Sur le calendrier, en revanche Netflix a des exigences et veut « faire les choses vite » : 18 mois en moyenne entre la signature et la mise en ligne. Mais le groupe s’en donne les moyens : « On rémunère l’intégralité du coût de la série et on fait des retours rapides, clairs et incrémentaux. Si on ne répond pas dans les cinq jours, ça me préoccupe », a indiqué Damien Couvreur.

Des contrats en droit français

Pascal Rogard a rapporté l’inquiétude de certains auteurs sur leurs contrats qui relèveraient plus du régime du copyright que du droit d’auteur et porteraient atteinte au droit moral.

Pour Damien Couvreur, c’est un mythe, et Netflix travaille dans le strict respect du droit français. « On pourrait produire en direct, travailler sous le régime du copyright ou avoir des contrats de droit anglo-saxon avec nos auteurs.

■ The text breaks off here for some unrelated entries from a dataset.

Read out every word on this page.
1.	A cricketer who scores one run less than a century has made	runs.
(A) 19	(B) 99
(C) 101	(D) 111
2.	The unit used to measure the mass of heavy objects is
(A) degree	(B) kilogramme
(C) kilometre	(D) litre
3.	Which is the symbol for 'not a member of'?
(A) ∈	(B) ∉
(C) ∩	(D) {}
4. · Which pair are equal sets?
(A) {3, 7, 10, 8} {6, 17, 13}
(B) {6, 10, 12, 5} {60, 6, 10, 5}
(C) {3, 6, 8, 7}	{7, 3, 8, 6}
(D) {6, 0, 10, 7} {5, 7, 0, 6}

Mais nous sommes là pour rester et nous intégrer de manière vertueuse dans l’écosystème. En respect le droit d’auteur, mais aussi le droit du travail pour les équipes de tournage ou les créateurs de série qui accompagnent la série au-delà de l’écriture et sont alors rémunérés en salaires ».

Selon lui, le modèle est même particulièrement vertueux car Netflix n’a pas d’étapes de développement, et commande d’emblée l’intégralité de l’écriture d’une première saison. «  Un producteur et un auteur qui signent avec nous ont immédiatement une visibilité d’environ 18 mois ». Par ailleurs, toutes les séries commandées en écriture ont été mises en production.

La décision se fait souvent sur la base d’un document de 5 à 10 pages, qui bien que court, doit être « très abouti avec la promesse d’un concept, de personnages et de récurrence ». Des indications visuelles sont également les bienvenues.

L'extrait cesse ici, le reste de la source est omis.